Donnybrook is less polished and less satisfying than Crimes in Southern Indiana. Bill seems to care more about saying something cold-blooded or Raymond Carver–cool than about providing clear descriptions. There are lazy repetitions (calling Liz’s décolletage “sugar-cookie-pale”—then, one paragraph later, noting her “powdered-donut-colored flesh”). While Crimes in Southern Indiana features several female characters, in Donnybrook the women get only minor roles, except for Liz, whose defining trait is looking good in a concert T-shirt.

But a larger shortcoming exists in both of Bill’s books and in the fiction of Pollock and these other working-class authors. There’s a strange absence of interiority or motive in these works. Reading them, one rarely knows why anyone does anything.

While Pollock, the best stylist in this group, gets justly praised for his chops, the back-cover blurbs for many of these books often strain for some metaphor about how you’d best read wearing a pair of brass knuckles. Pollock himself resorts to the hard sell. Here’s a blurb he wrote for Bill: “Hits as hard as an ax handle to the side of the head after you’ve eaten a live rattlesnake for breakfast.”

But what if these novels offered more? What if, in addition to jobs and trailers, they showed us what it’s like to live there? What it’s like not to be able to leave? 

Maybe the lack of psychology reveals an unconscious prejudice—a belief that deep characters and complicated thoughts exist everywhere but here. I’ve found myself thinking about the people you rarely encounter in Pollock’s and Bill’s books: schoolteachers, store clerks, or anyone remotely like an elderly woman I know in Sunman. A friend of my family’s, this woman has lived a sad and wonderful life—married at 14, a grandmother in her thirties, she watched her husband flip a four-wheeler in their yard and end up paralyzed. I remember when the church we both went to moved Wednesday-night services to her house, so her husband could still attend, and I remember how I never saw her complain.
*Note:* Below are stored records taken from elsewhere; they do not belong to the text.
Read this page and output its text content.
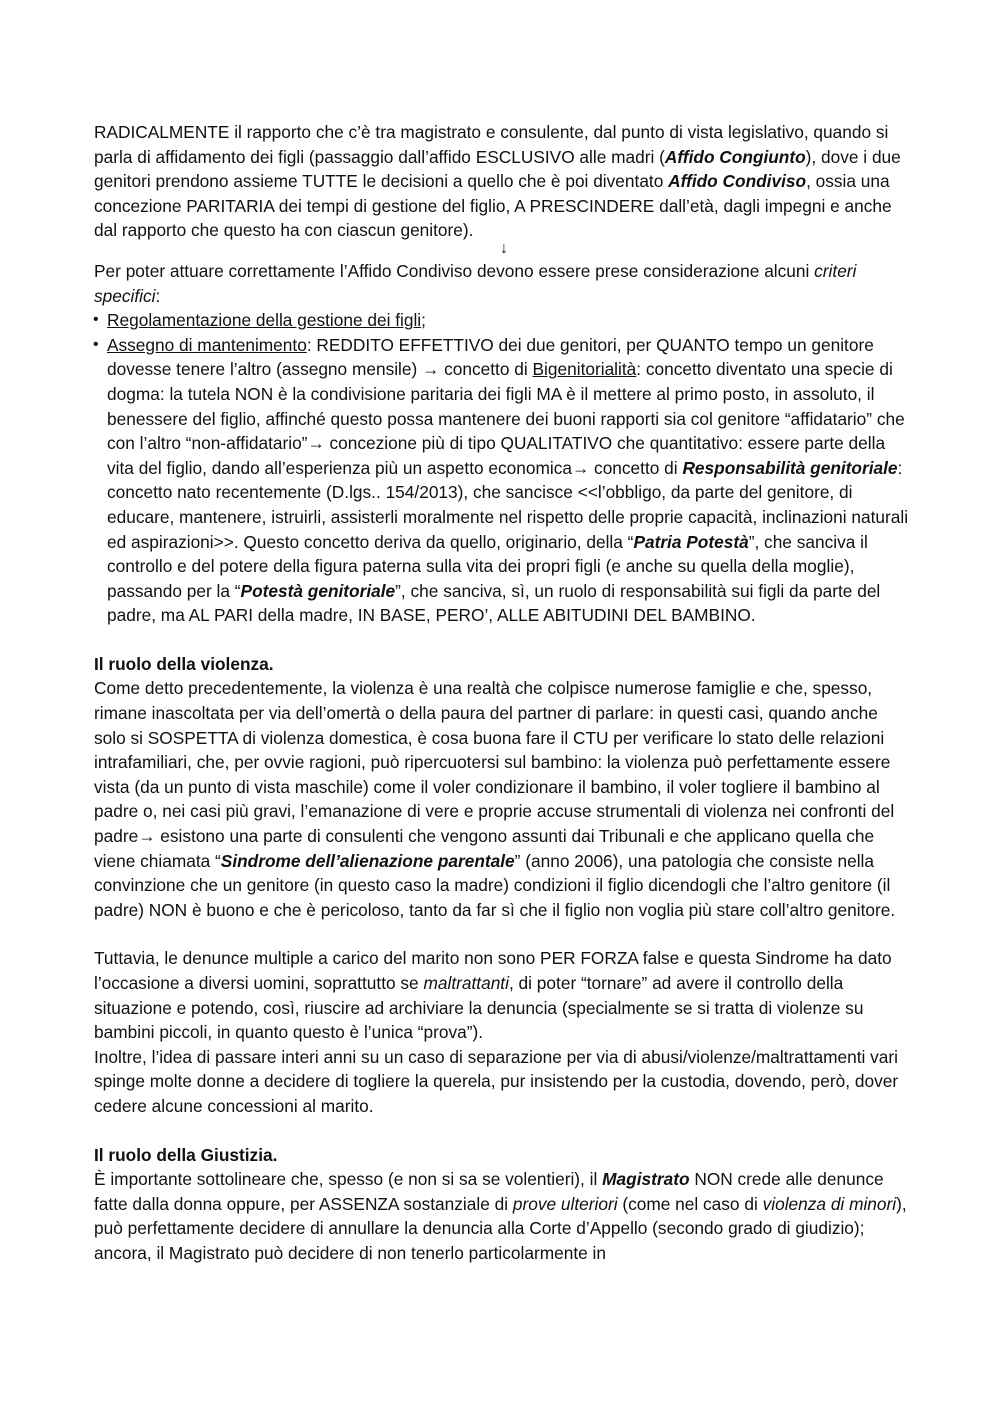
RADICALMENTE il rapporto che c’è tra magistrato e consulente, dal punto di vista legislativo, quando si parla di affidamento dei figli (passaggio dall’affido ESCLUSIVO alle madri (Affido Congiunto), dove i due genitori prendono assieme TUTTE le decisioni a quello che è poi diventato Affido Condiviso, ossia una concezione PARITARIA dei tempi di gestione del figlio, A PRESCINDERE dall’età, dagli impegni e anche dal rapporto che questo ha con ciascun genitore).

↓

Per poter attuare correttamente l’Affido Condiviso devono essere prese considerazione alcuni criteri specifici:

• Regolamentazione della gestione dei figli;
• Assegno di mantenimento: REDDITO EFFETTIVO dei due genitori, per QUANTO tempo un genitore dovesse tenere l’altro (assegno mensile) → concetto di Bigenitorialità: concetto diventato una specie di dogma: la tutela NON è la condivisione paritaria dei figli MA è il mettere al primo posto, in assoluto, il benessere del figlio, affinché questo possa mantenere dei buoni rapporti sia col genitore “affidatario” che con l’altro “non-affidatario”→ concezione più di tipo QUALITATIVO che quantitativo: essere parte della vita del figlio, dando all’esperienza più un aspetto economica→ concetto di Responsabilità genitoriale: concetto nato recentemente (D.lgs.. 154/2013), che sancisce <<l’obbligo, da parte del genitore, di educare, mantenere, istruirli, assisterli moralmente nel rispetto delle proprie capacità, inclinazioni naturali ed aspirazioni>>. Questo concetto deriva da quello, originario, della “Patria Potestà”, che sanciva il controllo e del potere della figura paterna sulla vita dei propri figli (e anche su quella della moglie), passando per la “Potestà genitoriale”, che sanciva, sì, un ruolo di responsabilità sui figli da parte del padre, ma AL PARI della madre, IN BASE, PERO’, ALLE ABITUDINI DEL BAMBINO.
Il ruolo della violenza.

Come detto precedentemente, la violenza è una realtà che colpisce numerose famiglie e che, spesso, rimane inascoltata per via dell’omertà o della paura del partner di parlare: in questi casi, quando anche solo si SOSPETTA di violenza domestica, è cosa buona fare il CTU per verificare lo stato delle relazioni intrafamiliari, che, per ovvie ragioni, può ripercuotersi sul bambino: la violenza può perfettamente essere vista (da un punto di vista maschile) come il voler condizionare il bambino, il voler togliere il bambino al padre o, nei casi più gravi, l’emanazione di vere e proprie accuse strumentali di violenza nei confronti del padre→ esistono una parte di consulenti che vengono assunti dai Tribunali e che applicano quella che viene chiamata “Sindrome dell’alienazione parentale” (anno 2006), una patologia che consiste nella convinzione che un genitore (in questo caso la madre) condizioni il figlio dicendogli che l’altro genitore (il padre) NON è buono e che è pericoloso, tanto da far sì che il figlio non voglia più stare coll’altro genitore.

Tuttavia, le denunce multiple a carico del marito non sono PER FORZA false e questa Sindrome ha dato l’occasione a diversi uomini, soprattutto se maltrattanti, di poter “tornare” ad avere il controllo della situazione e potendo, così, riuscire ad archiviare la denuncia (specialmente se si tratta di violenze su bambini piccoli, in quanto questo è l’unica “prova”).

Inoltre, l’idea di passare interi anni su un caso di separazione per via di abusi/violenze/maltrattamenti vari spinge molte donne a decidere di togliere la querela, pur insistendo per la custodia, dovendo, però, dover cedere alcune concessioni al marito.

Il ruolo della Giustizia.

È importante sottolineare che, spesso (e non si sa se volentieri), il Magistrato NON crede alle denunce fatte dalla donna oppure, per ASSENZA sostanziale di prove ulteriori (come nel caso di violenza di minori), può perfettamente decidere di annullare la denuncia alla Corte d’Appello (secondo grado di giudizio); ancora, il Magistrato può decidere di non tenerlo particolarmente in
One of my favorite things about the rural Midwest—and also one of my least favorite—is how, thanks to the way families stay in one place, even as their luck shifts or fades, you end up with people and their histories all mixed together—stuck together, over time. That old lady in Sunman could easily have been the brutal Stanley Short’s neighbor. In Pollock’s and Bill’s world of grotesques, she and her resilience, worry, and hope are nowhere to be found.